Often those “rich” offers are geared toward getting a particular brand to be the default card on a popular retailer’s site. Some card companies reportedly offered outright cash or the willingness to promote the retailers’ products to those who make that card association’s card the option that automatically pops up when a customer makes a purchase. While customers can simply click and move down a notch to another card if they desire, many believe that there are enough consumers who will automatically pay with the default card to justify the fight to become the preferred card.
Others, however, don’t think it is a big deal. “Consumers who are sophisticated enough to feel comfortable shopping online will be able to figure out how to change the default card,” says Jupiter’s Leathern.

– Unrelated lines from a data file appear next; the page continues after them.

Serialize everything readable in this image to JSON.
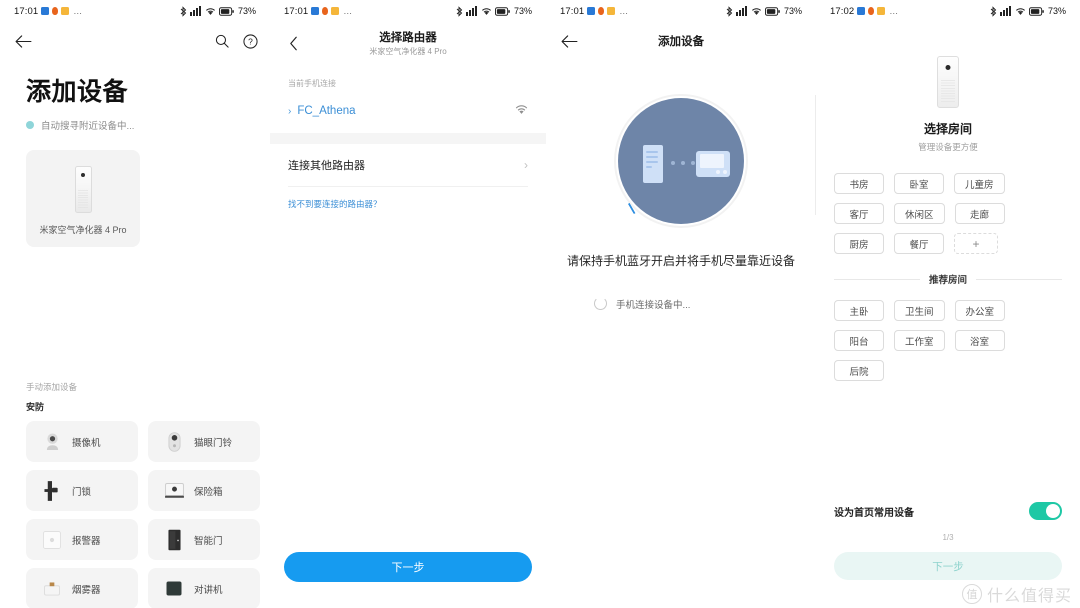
{
  "statusbar": {
    "time_1": "17:01",
    "time_2": "17:01",
    "time_3": "17:01",
    "time_4": "17:02",
    "battery": "73%",
    "overflow": "…"
  },
  "panel1": {
    "back_icon": "arrow-left-icon",
    "search_icon": "search-icon",
    "help_icon": "help-circle-icon",
    "title": "添加设备",
    "scanning_text": "自动搜寻附近设备中...",
    "found_device": "米家空气净化器 4 Pro",
    "manual_header": "手动添加设备",
    "category": "安防",
    "devices": [
      {
        "label": "摄像机",
        "icon": "camera-icon"
      },
      {
        "label": "猫眼门铃",
        "icon": "doorbell-icon"
      },
      {
        "label": "门锁",
        "icon": "door-lock-icon"
      },
      {
        "label": "保险箱",
        "icon": "safe-box-icon"
      },
      {
        "label": "报警器",
        "icon": "alarm-icon"
      },
      {
        "label": "智能门",
        "icon": "smart-door-icon"
      },
      {
        "label": "烟雾器",
        "icon": "smoke-detector-icon"
      },
      {
        "label": "对讲机",
        "icon": "intercom-icon"
      }
    ]
  },
  "panel2": {
    "back_icon": "chevron-left-icon",
    "title": "选择路由器",
    "subtitle": "米家空气净化器 4 Pro",
    "group_label": "当前手机连接",
    "ssid": "FC_Athena",
    "wifi_icon": "wifi-icon",
    "other_router": "连接其他路由器",
    "chevron_icon": "chevron-right-icon",
    "help_link": "找不到要连接的路由器？",
    "next_button": "下一步",
    "accent": "#169bf0"
  },
  "panel3": {
    "back_icon": "arrow-left-icon",
    "title": "添加设备",
    "instruction": "请保持手机蓝牙开启并将手机尽量靠近设备",
    "status_text": "手机连接设备中...",
    "spinner_icon": "loading-spinner-icon",
    "illustration_icon": "phone-to-device-bluetooth-illustration",
    "circle_color": "#6e85a8"
  },
  "panel4": {
    "device_icon": "air-purifier-icon",
    "title": "选择房间",
    "subtitle": "管理设备更方便",
    "rooms": [
      "书房",
      "卧室",
      "儿童房",
      "客厅",
      "休闲区",
      "走廊",
      "厨房",
      "餐厅"
    ],
    "add_room_icon": "plus-icon",
    "add_room_label": "+",
    "recommended_header": "推荐房间",
    "recommended": [
      "主卧",
      "卫生间",
      "办公室",
      "阳台",
      "工作室",
      "浴室",
      "后院"
    ],
    "toggle_label": "设为首页常用设备",
    "toggle_on": true,
    "toggle_color": "#1ec8a5",
    "page_indicator": "1/3",
    "next_button": "下一步",
    "watermark_mark": "值",
    "watermark_text": "什么值得买"
  }
}
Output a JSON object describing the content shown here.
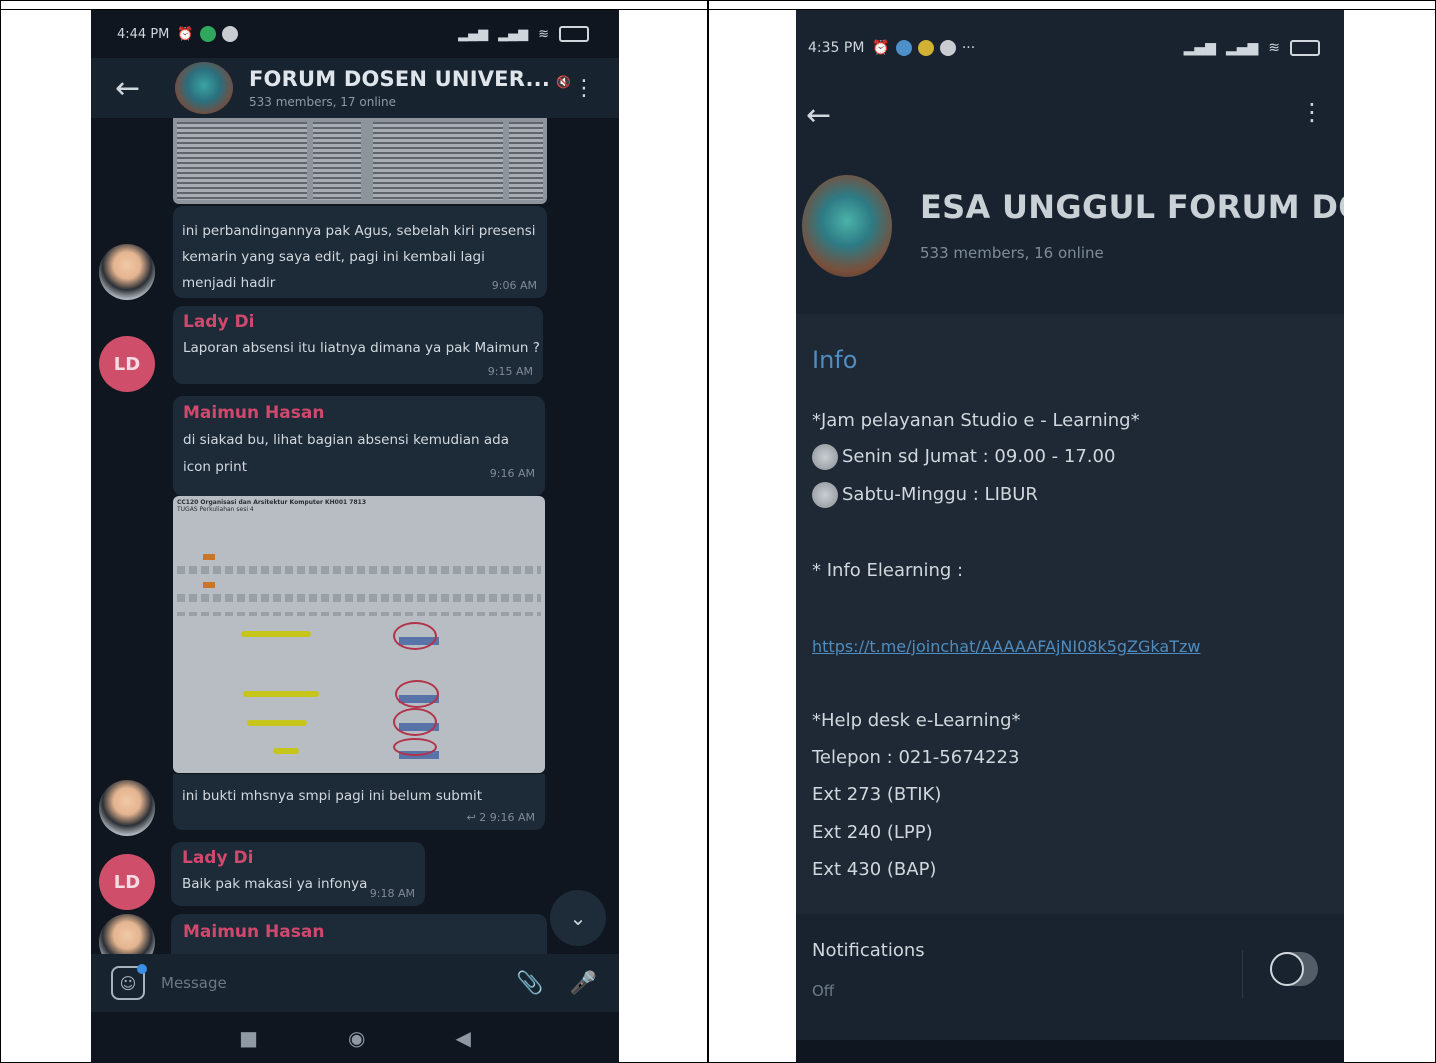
{
  "left": {
    "status": {
      "time": "4:44 PM"
    },
    "header": {
      "title": "FORUM DOSEN UNIVER...",
      "subtitle": "533 members, 17 online"
    },
    "messages": [
      {
        "text": "ini perbandingannya pak Agus, sebelah kiri presensi kemarin yang saya edit, pagi ini kembali lagi menjadi hadir",
        "time": "9:06 AM"
      },
      {
        "sender": "Lady Di",
        "text": "Laporan absensi itu liatnya dimana ya pak Maimun ?",
        "time": "9:15 AM"
      },
      {
        "sender": "Maimun Hasan",
        "text": "di siakad bu, lihat bagian absensi kemudian ada icon print",
        "time": "9:16 AM"
      },
      {
        "image_title": "CC120 Organisasi dan Arsitektur Komputer KH001 7813",
        "image_subtitle": "TUGAS Perkuliahan sesi 4",
        "text": "ini bukti mhsnya smpi pagi ini belum submit",
        "replies": "2",
        "time": "9:16 AM"
      },
      {
        "sender": "Lady Di",
        "text": "Baik pak makasi ya infonya",
        "time": "9:18 AM"
      },
      {
        "sender": "Maimun Hasan"
      }
    ],
    "avatar_initials": "LD",
    "composer": {
      "placeholder": "Message"
    }
  },
  "right": {
    "status": {
      "time": "4:35 PM",
      "more": "···"
    },
    "header": {
      "title": "ESA UNGGUL   FORUM DOSEN",
      "subtitle": "533 members, 16 online"
    },
    "info": {
      "heading": "Info",
      "jam_title": "*Jam pelayanan Studio e - Learning*",
      "senin": "Senin sd Jumat : 09.00 - 17.00",
      "sabtu": "Sabtu-Minggu : LIBUR",
      "elearning": "* Info Elearning :",
      "link": "https://t.me/joinchat/AAAAAFAjNI08k5gZGkaTzw",
      "helpdesk": "*Help desk e-Learning*",
      "telepon": "Telepon : 021-5674223",
      "ext1": "Ext 273 (BTIK)",
      "ext2": "Ext 240 (LPP)",
      "ext3": "Ext 430 (BAP)"
    },
    "notifications": {
      "title": "Notifications",
      "state": "Off"
    }
  },
  "colors": {
    "sender_name": "#d0496d",
    "link": "#4f8cbf",
    "bg": "#0f1620"
  }
}
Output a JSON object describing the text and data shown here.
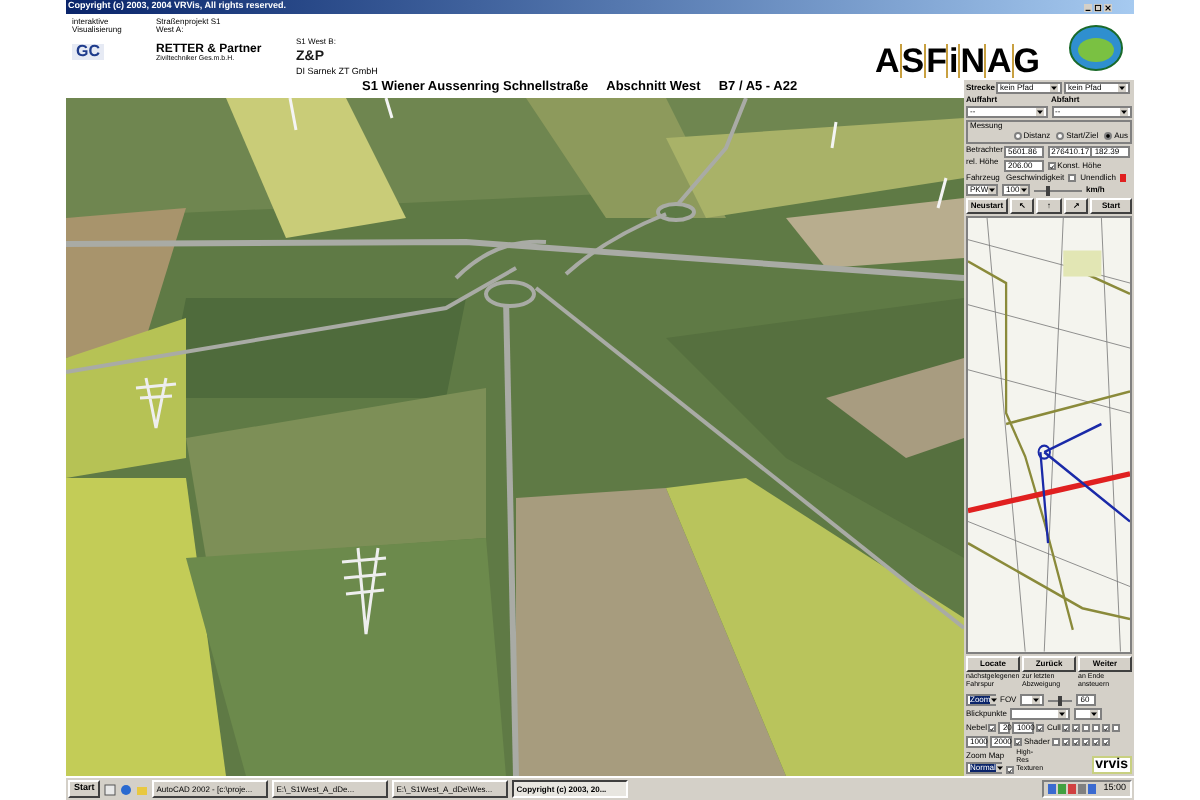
{
  "window": {
    "title": "Copyright (c) 2003, 2004 VRVis, All rights reserved."
  },
  "header": {
    "visualisation": {
      "caption": "interaktive Visualisierung",
      "logo": "GC"
    },
    "project_a": {
      "caption": "Straßenprojekt S1 West A:",
      "logo": "RETTER & Partner",
      "logo_subtitle": "Ziviltechniker Ges.m.b.H."
    },
    "project_b": {
      "caption": "S1 West B:",
      "logo": "Z&P",
      "company": "DI Sarnek ZT GmbH"
    },
    "brand": "ASFiNAG"
  },
  "title_line": [
    "S1 Wiener Aussenring Schnellstraße",
    "Abschnitt West",
    "B7 / A5 - A22"
  ],
  "panel": {
    "route": {
      "label": "Strecke",
      "values": [
        "kein Pfad",
        "kein Pfad"
      ]
    },
    "ramps": [
      {
        "label": "Auffahrt",
        "value": "--"
      },
      {
        "label": "Abfahrt",
        "value": "--"
      }
    ],
    "measure": {
      "label": "Messung",
      "options": [
        {
          "label": "Distanz",
          "selected": false
        },
        {
          "label": "Start/Ziel",
          "selected": false
        },
        {
          "label": "Aus",
          "selected": true
        }
      ]
    },
    "viewer": {
      "labels": [
        "Betrachter",
        "rel. Höhe"
      ],
      "values": [
        "5601.86",
        "276410.17",
        "182.39",
        "206.00"
      ],
      "const_height": {
        "label": "Konst. Höhe",
        "checked": true
      }
    },
    "vehicle": {
      "label": "Fahrzeug",
      "value": "PKW"
    },
    "speed": {
      "label": "Geschwindigkeit",
      "value": "100",
      "level": 0.3,
      "unit": "km/h",
      "unlimited": {
        "label": "Unendlich",
        "checked": false
      }
    },
    "nav_buttons": [
      "Neustart",
      "↖",
      "↑",
      "↗",
      "Start"
    ],
    "actions": [
      {
        "label": "Locate",
        "hint": "nächstgelegenen Fahrspur"
      },
      {
        "label": "Zurück",
        "hint": "zur letzten Abzweigung"
      },
      {
        "label": "Weiter",
        "hint": "an Ende ansteuern"
      }
    ],
    "zoom": {
      "value": "Zoom",
      "fov_label": "FOV",
      "level": 0.5,
      "fov": "60"
    },
    "viewpoints": {
      "label": "Blickpunkte"
    },
    "fog": {
      "label": "Nebel",
      "checked": true,
      "near": "20",
      "far": "1000",
      "cull": {
        "label": "Cull",
        "checked": true
      },
      "flags": [
        true,
        true,
        false,
        false,
        true,
        false
      ]
    },
    "render": {
      "values": [
        "1000",
        "2000"
      ],
      "checked": true,
      "shader": {
        "label": "Shader",
        "checked": false
      },
      "flags": [
        true,
        true,
        true,
        true,
        true
      ]
    },
    "zoom_map": {
      "label": "Zoom Map",
      "value": "Normal",
      "high_res": {
        "label": "High-Res Texturen",
        "checked": true
      },
      "logo": "vrvis"
    }
  },
  "taskbar": {
    "start": "Start",
    "tasks": [
      {
        "label": "AutoCAD 2002 - [c:\\proje...",
        "selected": false
      },
      {
        "label": "E:\\_S1West_A_dDe...",
        "selected": false
      },
      {
        "label": "E:\\_S1West_A_dDe\\Wes...",
        "selected": false
      },
      {
        "label": "Copyright (c) 2003, 20...",
        "selected": true
      }
    ],
    "clock": "15:00"
  }
}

Indeed, rather than select a favored card, most retailers prefer simple “fair” solutions. Most retailers automatically pop up the card that the customer last used-under the assumption that it is the one the customer will want to use again-for their regular customers. For first-time shoppers, the card options are either listed in alphabetical order or in the order of popularity as previously experienced by that retailer.
Amazon.com, for example, lists Visa as its top option for first-time customers, because that is the card brand that Amazon sees the most. “We tried to be fair and put them in alphabetical order,” says Pelegero. “But we got a lot of complaints. Because American Express came up first, a lot of customers weren’t watching what they were doing and they typed in their Visa numbers under the American Express name and then their orders got rejected. We switched to putting Visa first because that was what nearly 50% of our customers were using and then we put MasterCard second. We got fewer complaints that way.”